Gordon era stato coinvolto in qualche traffico? La libreria di Cody aveva potuto servire da copertura? E se quella storia di autori locali fosse stata solo un trucco per coprire qualcosa di losco? Le ipotesi si affollavano nelle nostre menti. Ma ancora una volta non avevamo dati concreti.
In mancanza di meglio, decidemmo di dare un’occhiata al motel dove Costico ci aveva detto che incastrava i futuri galoppini. Appena arrivammo, capimmo che quel posto non era cambiato con il passare degli anni. E quando scendemmo dall’auto, l’uniforme di Anna e il distintivo che avevamo alla cintura provocarono un certo panico nella fauna presente nel parcheggio. Intercettammo tutte le prostitute sulla cinquantina. Tra loro ce n’era una che aveva l’aria della mezzana. Si faceva chiamare “Regina”, e ci disse che sin dagli anni Ottanta era lei a gestire i traffici che si svolgevano nel parcheggio. Ci invitò a seguirla nel motel, in una stanza che usava come ufficio. Così potevamo stare tranquilli e, soprattutto, evitare che i clienti ci vedessero e scappassero spaventati.
“Allora, che succede?” chiese Regina, invitandoci a sedere su un divano in similpelle. “Non mi sembrate della buoncostume, è la prima volta che vi vedo.”
“Siamo dell’anticrimine,” risposi. “Non siamo qui per crearle problemi. Vogliamo solo farle un paio di domande su Jeremiah Fold.”
“Jeremiah Fold?” ripeté Regina, come se avessi evocato un fantasma.
Annuii.
“Se le parlo dei galoppini di Fold, sa a cosa mi riferisco?” le chiesi.
“Certo, tesoro,” rispose lei.
“Ha mai visto questi due uomini?” chiesi ancora, mostrandole le foto di Gordon e Cody.
“Mai visti. Nessuno dei due.”
“Devo scoprire se avevano rapporti con Fold.”
“Non ne ho idea.”
“Potevano essere due dei suoi galoppini?”

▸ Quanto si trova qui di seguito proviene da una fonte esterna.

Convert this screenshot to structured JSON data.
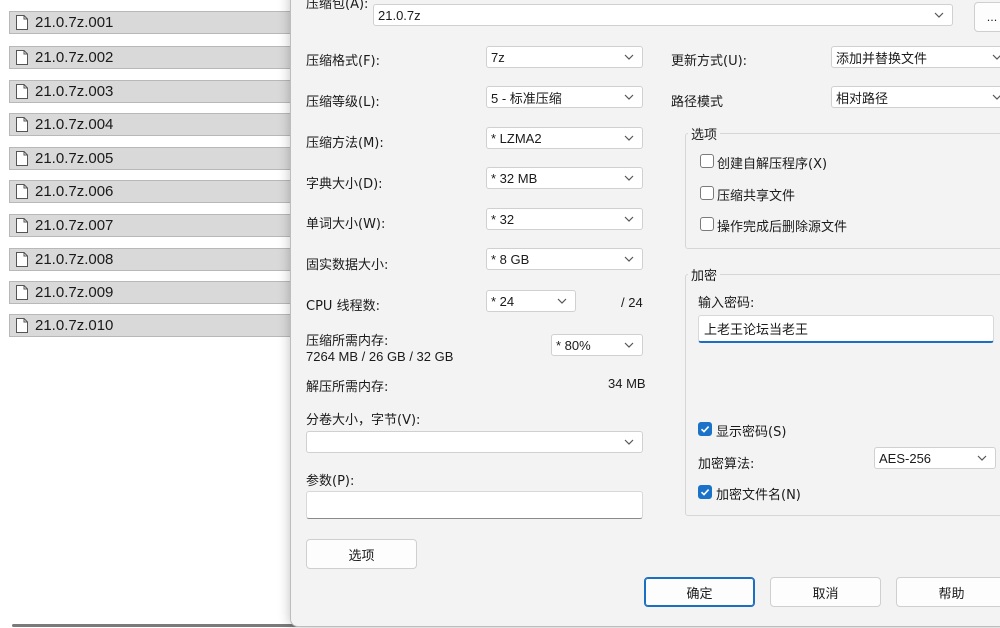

“È possibile. Ma sinceramente non saprei dirle di più. Jeremiah reclutava i galoppini tra i clienti occasionali. In genere i clienti abituali frequentavano sempre le stesse ragazze e sapevano che dovevano stare alla larga da Mylla.”
“Chi è Mylla?” chiese Derek. “La ragazza che faceva da esca?”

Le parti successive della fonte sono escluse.